While language models understand human values to some extent, they aren't robust. The RHLF/RLAIF family of methods is based on using an LLM as a reward model, and to make things work you need to be careful not to optimize too hard or you'll just get gibberish (Gao et al. 2022). LLMs don't hold up against mundane RLHF optimization pressure, nevermind an actual superintelligence. (Of course, humans wouldn't hold up either).
Broadly agree with the takes here.
However, these results seem explainable by the widely-observed tendency of larger models to learn faster and generalize better, given equal optimization steps.
This seems right and I don't think we say anything contradicting it in the paper.
I also don't see how saying 'different patterns are learned at different speeds' is supposed to have any explanatory power. It doesn't explain why some types of patterns are faster to learn than others, or what determines the relative learnability of memorizing versus generalizing patterns across domains. It feels like saying 'bricks fall because it's in a brick's nature to move towards the ground': both are repackaging an observation as an explanation.
The idea is that the framing 'learning at different speeds' lets you frame grokking and double descent as the same thing. More like generalizing 'bricks move towards the ground' and 'rocks move towards the ground' to 'objects move towards the ground'. I don't think we make any grand claims about explaining everything in the paper, but I'll have a look and see if there's edits I should make - thanks for raising these points.

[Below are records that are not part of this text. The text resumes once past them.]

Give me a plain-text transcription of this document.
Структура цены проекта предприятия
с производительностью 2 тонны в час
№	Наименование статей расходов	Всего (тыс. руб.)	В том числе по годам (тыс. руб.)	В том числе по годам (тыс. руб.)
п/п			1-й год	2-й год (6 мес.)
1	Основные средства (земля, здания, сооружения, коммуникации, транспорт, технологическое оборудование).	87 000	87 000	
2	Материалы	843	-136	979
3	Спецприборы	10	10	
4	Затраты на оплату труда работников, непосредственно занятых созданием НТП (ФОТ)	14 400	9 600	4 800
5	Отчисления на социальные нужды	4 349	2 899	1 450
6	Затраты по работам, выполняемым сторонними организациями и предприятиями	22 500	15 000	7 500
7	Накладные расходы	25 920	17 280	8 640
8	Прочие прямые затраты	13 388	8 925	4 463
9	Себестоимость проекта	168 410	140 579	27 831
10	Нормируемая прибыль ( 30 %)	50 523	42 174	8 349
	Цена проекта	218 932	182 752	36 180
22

There are positive feedback loops between prongs:
If p1 is very successful, maybe we can punt most of p3 to the AIs; conversely, if p1 seems very hard then we probably only get ‘narrow’ tools to help with p3 and need to mostly do it ourselves, and hopefully get ML researchers to delay for long enough.
A three-pronged approach to AGI safety. (This is assuming we couldn't just avoid building AGI or proto-AGIs at all until say ~2100, which would of course be much better).
Prong 1: boxing & capability control (aka ‘careful bootstrapping’)
Prong 2: scary demos and and convincing people that AGI is dangerous
Prong 3: alignment research aka “understanding minds”
The argument I think is good (nr (2) in my previous comment) doesn't go through reference classes at all. I don't want to make an outside-view argument (eg "things we call optimization often produce misaligned results, therefore sgd is dangerous"). I like the evolution analogy because it makes salient some aspects of AI training that make misalignment more likely. Once those aspects are salient you can stop thinking about evolution and just think directly about AI.